Day 57 Sunday, September 4 Sacramento to Vallejo, CA 68 miles
What a full day of varying experiences. The day began with participating in the worship service at Grace Presbyterian in Sacramento, followed by the ride into Vallejo on a hot afternoon, and ending with a rich evening with Warmshower host, Bruce, with whom I shared a good Thai meal and lots of stories about our separate touring experiences.
So much has happened that I feel a little emotionally garbled. Both times I have worshiped at a church on this pilgrimage I have left with lots of feelings about the state of the church in this time as well as my role in it. I have a feeling after I return to Portland I will have time to really process the feelings and the implications, but I am struck by how much my past work in hospice and grief work seems to surface when I think about how best to be present and lead as a minister in this time.
As I was sitting in the chairs behind the communion table looking out over the congregation I could also see through the windows of the doors to the entrance. There we were saying our prayers, singing, and listening for the spirit in Scripture. Through the window a young father was towing his child behind him on bike for a leisurely Sunday ride on a long Labor Day weekend. For so long we have insisted that Sunday is for worship and I wondered as they passed by which of us was really worshiping. Maybe both of us in our own ways?

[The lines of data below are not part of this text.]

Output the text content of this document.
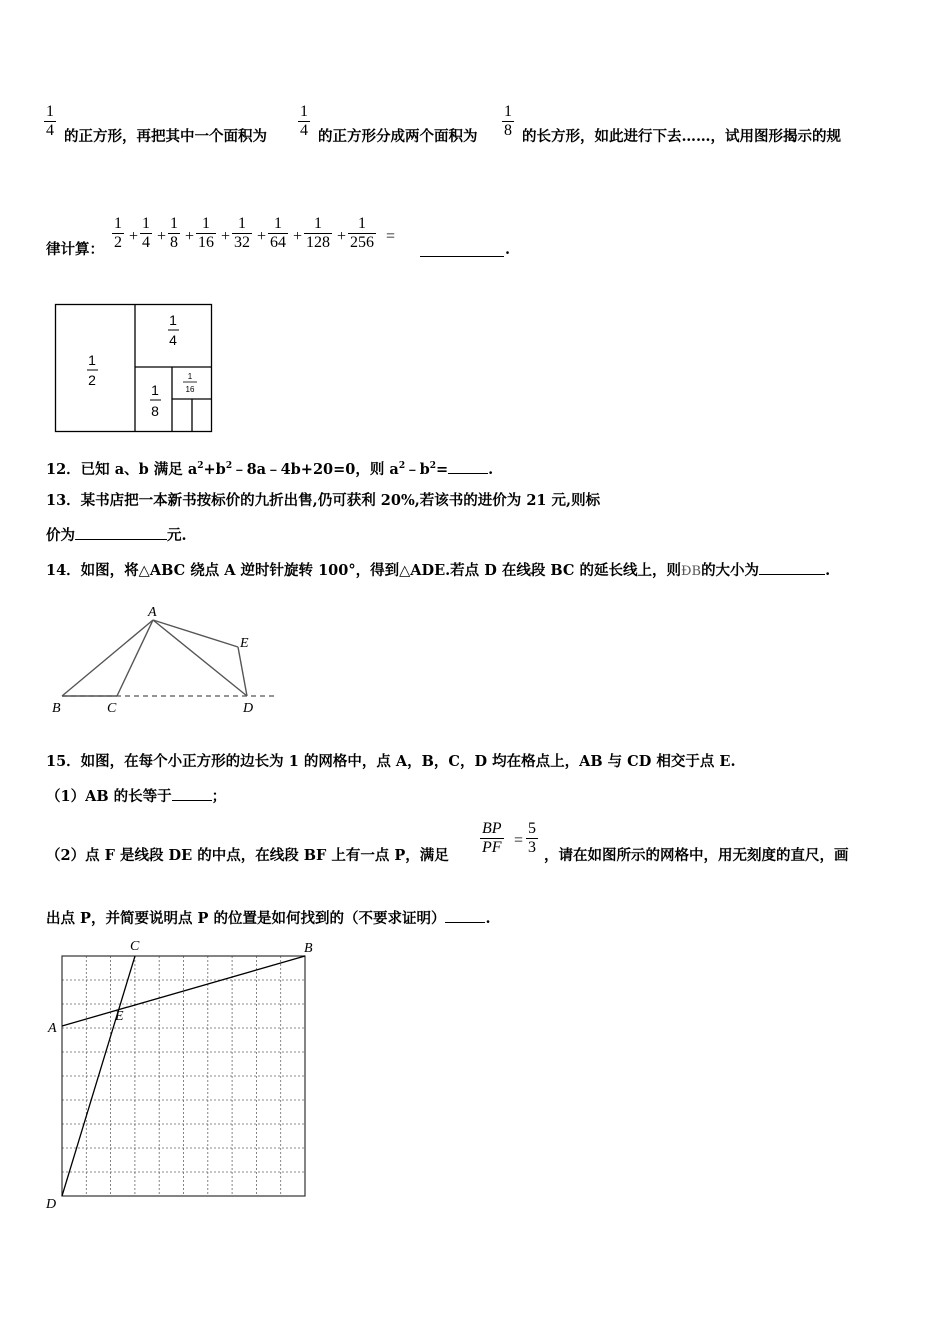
1
4 的正方形，再把其中一个面积为
1
4 的正方形分成两个面积为
1
8 的长方形，如此进行下去……，试用图形揭示的规
律计算：
1
2 +
1
4 +
1
8 +
1
16 +
1
32 +
1
64 +
1
128 +
1
256 =
.
1
2
1
4
1
8
1
16
12．已知 a、b 满足 $a^2+b^2﹣8a﹣4b+20=0$，则 $a^2﹣b^2=$	.
13．某书店把一本新书按标价的九折出售,仍可获利 20%,若该书的进价为 21 元,则标
价为	元.
14．如图，将△ABC 绕点 A 逆时针旋转 100°，得到△ADE.若点 D 在线段 BC 的延长线上，则ÐB的大小为	.
A
B	C	D
E
15．如图，在每个小正方形的边长为 1 的网格中，点 A，B，C，D 均在格点上，AB 与 CD 相交于点 E.
（1）AB 的长等于	；
（2）点 F 是线段 DE 的中点，在线段 BF 上有一点 P，满足
BP
PF =
5
3 ，请在如图所示的网格中，用无刻度的直尺，画
出点 P，并简要说明点 P 的位置是如何找到的（不要求证明）	.
A
B
C
D
E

I met Leslie after the service and she was not bashful about saying that she is a self-avowed atheist who has felt welcomed at Grace. She was very clear that she comes because one of the first things the pastor said when she showed up was that they are not here to change her. I imagine what he meant is that she is likely to be changed, but they are not in the business of making others look like them and believe like them. She enjoys the community, sings in the choir, and is a dedicated advocate for justice issues. When I think about Leslie and I am both heartened and saddened. I am heartened because I believe the future of the church won’t be based on “right belief” but on a community of caring people dedicated to each other, to spiritual growth, and to compassionate service with the community. Leslie fits as well into that community as any faithful Christian I know. I am saddened because church as we know it is passing away and I find people resisting this natural process of gracefully letting go. I think this is why images of my grief work in hospice continue to surface as I think about and visit with members of the church. I find the grief palatable in so many of my conversations with people associated with our mainline congregations. “Where did that once vibrant church go?” seems to be an underlying question capturing this sense of loss.

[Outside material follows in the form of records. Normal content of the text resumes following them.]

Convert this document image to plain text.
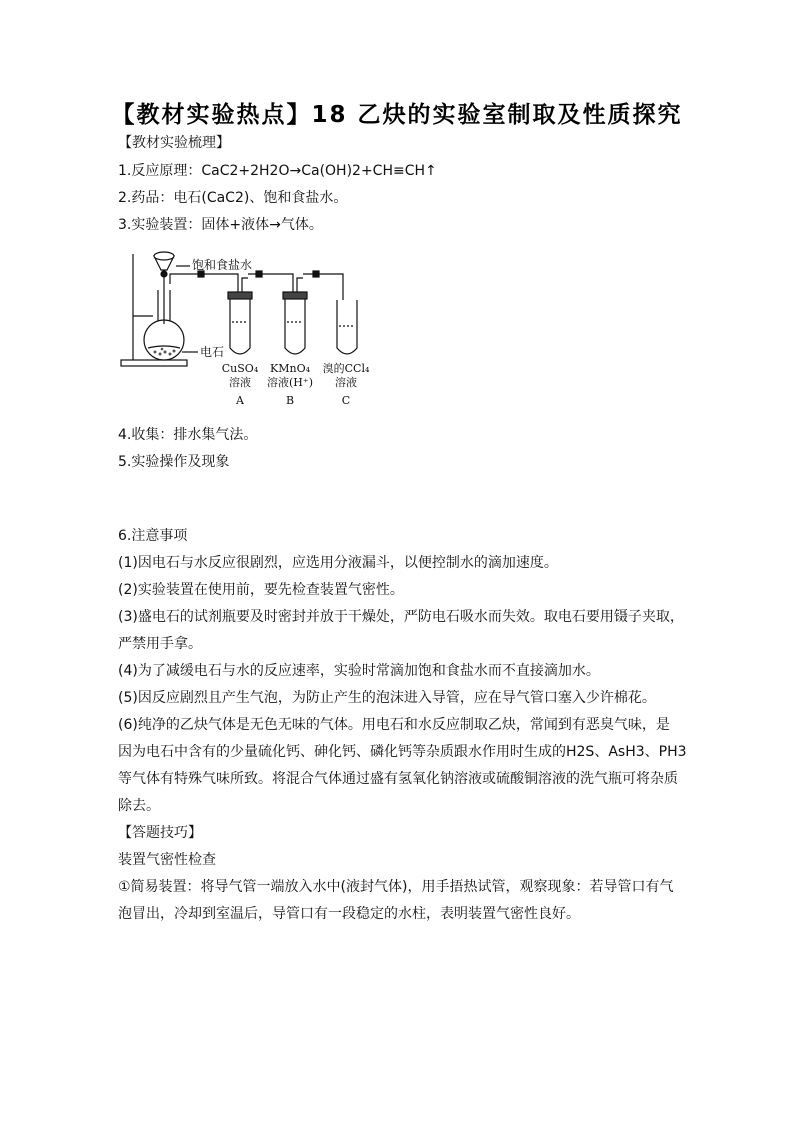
【教材实验热点】18 乙炔的实验室制取及性质探究
【教材实验梳理】
1.反应原理：CaC2+2H2O→Ca(OH)2+CH≡CH↑
2.药品：电石(CaC2)、饱和食盐水。
3.实验装置：固体+液体→气体。
饱和食盐水
电石
CuSO₄
溶液
A
KMnO₄
溶液(H⁺)
B
溴的CCl₄
溶液
C
4.收集：排水集气法。
5.实验操作及现象
6.注意事项
(1)因电石与水反应很剧烈，应选用分液漏斗，以便控制水的滴加速度。
(2)实验装置在使用前，要先检查装置气密性。
(3)盛电石的试剂瓶要及时密封并放于干燥处，严防电石吸水而失效。取电石要用镊子夹取，
严禁用手拿。
(4)为了减缓电石与水的反应速率，实验时常滴加饱和食盐水而不直接滴加水。
(5)因反应剧烈且产生气泡，为防止产生的泡沫进入导管，应在导气管口塞入少许棉花。
(6)纯净的乙炔气体是无色无味的气体。用电石和水反应制取乙炔，常闻到有恶臭气味，是
因为电石中含有的少量硫化钙、砷化钙、磷化钙等杂质跟水作用时生成的H2S、AsH3、PH3
等气体有特殊气味所致。将混合气体通过盛有氢氧化钠溶液或硫酸铜溶液的洗气瓶可将杂质
除去。
【答题技巧】
装置气密性检查
①简易装置：将导气管一端放入水中(液封气体)，用手捂热试管，观察现象：若导管口有气
泡冒出，冷却到室温后，导管口有一段稳定的水柱，表明装置气密性良好。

I feel sort of strange sharing this sense of loss and grief. I can hear voices in my head from nowhere in particular that seem to be saying, “C’mon Brian, have a little faith and don’t be so pessimistic!” But, I don’t feel pessimistic at all. I just can’t shake this feeling that our best hope is to finally accept that God is doing something new, a shift has taken place, and it is time let go of the hopes that the church of yesterday can be recreated and resurrected. So much of my experience on this trip has confirmed that the theological earth already moved and our work is now to catch up to it. There is a reason our gradual decline has continued for over four decades. I don’t think one more creative Sunday School curriculum is the answer at this point.
I do wonder how I’ll feel in the morning about writing this tonight. I am tired and I have just enjoyed a homemade microbrew at my host’s house. If anything, I may be just loosened up enough to not sugarcoat what my heart tells me is happening. We are in a time of loss and decline. I don’t think we can deny that. What if it wasn’t a problem to be fixed, but a stage of community life to embrace? How would that change us?
I do think there is hope for the Church. If Grace can communicate that Leslie, an atheist, feels welcome and embraced it is an indication of a new kind of Christian community that reflects our new world. But, this is not church as we have known it, and as welcome as it may be, in order to fully embrace Leslie we will also have to let go of our images and expectations of what a church community should consist of.
I will spend the next week staying in the homes of church members and listening and sharing more of what I am experiencing. I may be wrong about all this. I am quite open to that. But, what I don’t think I am wrong about is that we have to move beyond trying to solve our “declining membership problem” to acknowledging and owning that our tradition and church as we know it is passing away. There is a future for the church, but I wonder if we’ll recognize it in 50 years.